While U.S. REITs couldn’t keep up with the S&P 500 in July and for the first seven months, some REIT sectors are keeping up and even topping the market benchmark, according to data released Wednesday. Plus, REITs are outperforming the S&P when it comes to dividend yields, the industry group NAREIT says.
On a total-return basis, the FTSE NAREIT All Equity REITs Index gained 0.8% last month, while the S&P 500 was up 5.1%. Year to date, the FTSE NAREIT All Equity REITs Index improved 6.7% vs. 19.6% for the S&P 500.
On a 12-month basis, the FTSE NAREIT All Equity REITs Index improved 8.9%, compared with 25% for the S&P 500.
In terms of dividend yields, the FTSE NAREIT All REITs Index yielded 4.3% as of July 31, and the FTSE NAREIT All Equity REITs Index was 3.5%. This performance tops that of the S&P 500, which had a dividend yield of 2.1%.
In addition, the FTSE NAREIT Mortgage REITs Index had a dividend yield of 12.6%, home-financing REITs yielded 14.4%, and commercial-financing REITs yielded 6.9%.

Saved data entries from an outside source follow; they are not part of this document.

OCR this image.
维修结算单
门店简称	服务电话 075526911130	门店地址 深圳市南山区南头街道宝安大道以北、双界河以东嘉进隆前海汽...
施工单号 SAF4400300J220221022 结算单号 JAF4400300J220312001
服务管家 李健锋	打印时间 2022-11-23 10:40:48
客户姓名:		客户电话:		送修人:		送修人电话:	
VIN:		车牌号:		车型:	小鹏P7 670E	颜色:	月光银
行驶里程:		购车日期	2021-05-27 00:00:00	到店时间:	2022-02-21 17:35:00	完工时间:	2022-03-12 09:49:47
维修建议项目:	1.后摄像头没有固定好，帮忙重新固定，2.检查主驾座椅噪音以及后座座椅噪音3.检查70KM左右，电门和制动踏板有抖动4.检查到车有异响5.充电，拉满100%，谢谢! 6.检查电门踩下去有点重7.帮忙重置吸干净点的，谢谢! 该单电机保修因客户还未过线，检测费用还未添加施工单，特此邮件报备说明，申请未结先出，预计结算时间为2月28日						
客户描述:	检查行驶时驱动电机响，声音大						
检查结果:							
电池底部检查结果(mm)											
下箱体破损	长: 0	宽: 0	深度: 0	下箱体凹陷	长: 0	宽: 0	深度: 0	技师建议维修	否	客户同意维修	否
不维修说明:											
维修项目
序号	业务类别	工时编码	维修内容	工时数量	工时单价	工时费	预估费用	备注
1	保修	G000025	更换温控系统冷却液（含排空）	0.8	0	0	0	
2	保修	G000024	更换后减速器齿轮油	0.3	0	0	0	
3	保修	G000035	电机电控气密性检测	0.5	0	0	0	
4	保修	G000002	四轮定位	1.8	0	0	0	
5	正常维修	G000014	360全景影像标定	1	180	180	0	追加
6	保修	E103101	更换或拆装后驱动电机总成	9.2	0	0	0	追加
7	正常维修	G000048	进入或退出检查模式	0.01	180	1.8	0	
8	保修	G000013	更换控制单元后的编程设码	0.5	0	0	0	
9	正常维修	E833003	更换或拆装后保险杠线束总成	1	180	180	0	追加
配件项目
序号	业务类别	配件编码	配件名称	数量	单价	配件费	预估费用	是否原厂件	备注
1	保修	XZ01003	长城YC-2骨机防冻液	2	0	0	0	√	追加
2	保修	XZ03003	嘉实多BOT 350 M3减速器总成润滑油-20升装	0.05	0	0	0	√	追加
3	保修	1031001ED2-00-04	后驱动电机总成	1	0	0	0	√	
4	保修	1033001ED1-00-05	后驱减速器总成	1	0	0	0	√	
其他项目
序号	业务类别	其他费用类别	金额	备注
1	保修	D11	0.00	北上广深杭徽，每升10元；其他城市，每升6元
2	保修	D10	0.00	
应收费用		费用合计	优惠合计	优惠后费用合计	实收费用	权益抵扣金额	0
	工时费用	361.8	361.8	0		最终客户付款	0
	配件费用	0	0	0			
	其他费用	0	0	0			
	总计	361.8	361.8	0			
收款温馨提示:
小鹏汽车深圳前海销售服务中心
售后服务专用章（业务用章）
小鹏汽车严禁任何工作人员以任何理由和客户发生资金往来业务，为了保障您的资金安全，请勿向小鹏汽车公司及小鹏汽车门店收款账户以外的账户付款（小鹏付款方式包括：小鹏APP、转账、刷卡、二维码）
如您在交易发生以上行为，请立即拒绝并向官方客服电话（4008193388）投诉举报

The latest NAREIT data show that all sectors of the U.S. REIT market produced gains for the first seven months of 2013, but the commercial-financing subsector of the mortgage-REITs group outpaced the market index: It produced gains of just over 24% and a dividend yield of 7%.
The lodging/resorts category had total returns of 16.7% for the first seven months of 2013 and a dividend yield of 7% as of July 31. This performance came close to matching that of the S&P 500 year to date.